C’est une autobiographie. En 1959, Grisélidis fuit la Suisse avec ses deux enfants et un amant noir qu’elle a eu grand peine à arracher à un hôpital psychiatrique. En Allemagne, elle connaît la misère absolue, est battue par son galant, et finit, sur sa suggestion, par se prostituer pour gagner quelques marks et faire vivre sa famille au jour le jour. Elle erre d’abord dans la rue, puis se retrouve dans un bordel.
Ce serait pathétique s’il n’y avait la force, la rébellion, l’insoumission absolue de Grisélidis, attirée spontanément par ceux que la société exclut et condamne.
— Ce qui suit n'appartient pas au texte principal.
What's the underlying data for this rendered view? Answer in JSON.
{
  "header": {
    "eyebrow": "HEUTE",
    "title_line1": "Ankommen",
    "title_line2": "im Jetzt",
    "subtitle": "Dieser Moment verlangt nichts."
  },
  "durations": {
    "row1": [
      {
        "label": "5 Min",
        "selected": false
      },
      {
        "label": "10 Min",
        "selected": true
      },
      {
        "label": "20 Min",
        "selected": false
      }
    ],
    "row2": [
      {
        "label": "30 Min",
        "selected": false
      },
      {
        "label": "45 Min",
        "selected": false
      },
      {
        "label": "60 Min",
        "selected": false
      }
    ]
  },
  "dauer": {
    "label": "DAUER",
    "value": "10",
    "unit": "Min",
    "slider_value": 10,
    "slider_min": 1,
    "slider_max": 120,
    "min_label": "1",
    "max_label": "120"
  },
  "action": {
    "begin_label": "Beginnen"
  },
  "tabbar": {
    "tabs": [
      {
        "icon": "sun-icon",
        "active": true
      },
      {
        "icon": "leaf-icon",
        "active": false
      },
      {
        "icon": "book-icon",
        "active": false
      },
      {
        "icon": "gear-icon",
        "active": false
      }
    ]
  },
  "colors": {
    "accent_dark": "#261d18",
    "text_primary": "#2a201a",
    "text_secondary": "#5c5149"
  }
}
Les gitans, dont elle rejoint un camp, qui lui donnent une roulotte, dont elle se sent faire partie de la famille. Les noirs, ses amants de prédilection, ostracisés par le racisme des années 50-60. Les putains, dont elle assume avec flamboyance de faire partie. Les trafiquants de drogue qu’elle rejoint, prenant des risques énormes pour aller acheter de la marijuana et du hachich arrosé d’opium au Maroc.
L’introduction clandestine de cette marchandise en Allemagne lui vaudra l’expulsion du pays et la perte de son grand amour, un soldat américain noir appelé Rodwell, qu’elle a rencontré près de ces bases américaines. Quinze ans après la guerre, elle occupaient encore l’Allemagne et fournissaient à Grisélidis une grande partie de ses clients.
On voit que dans le récit, il y a de l’histoire, et quelques anecdotes croustillantes. Mais autant que le témoignage sincère et revendicateur, ce qui fait la force du livre, dérangeant et superbe, écrit dans un langage vigoureux et lyrique, c’est la puissance vitale de son auteur. Sa tendance à revendiquer ce qui lui arrive, à l’assumer, à ne pas vouloir être victime, mais protagoniste de sa propre histoire.
Grisélidis Réal, Le noir est une couleur, Balland 1974
Publié aussi dans Le blog d'Alain Bagnoud
Commentaires
Merci de ce billet et de ce rappel...à la mémoire d'une sainte femme qui a assumé sa condition humaine jusqu'au bout.
J'ai rencontré cette merveilleuse personne par 2 fois, elle est entérée à quelques mètres de Borgès, c'est peutêtre un hasard, j'espère qu'ils passent du bon temps, avec leur ami François Simon leur voisin!
3 belles personnes au cimetière des Rois!
Ils doivent avoir beaucoup plus de sujets de conversation François Simon et elle qu'avec Borgès.
Non cher @Gourdié Borgès était sans doute aussi un coquain, sa tombe esrt un peu triste, mais Mugny s'en fout il n'est plus maire, dans les rues Basses il passe à côté des joueurs de bonneteau sans rien voir!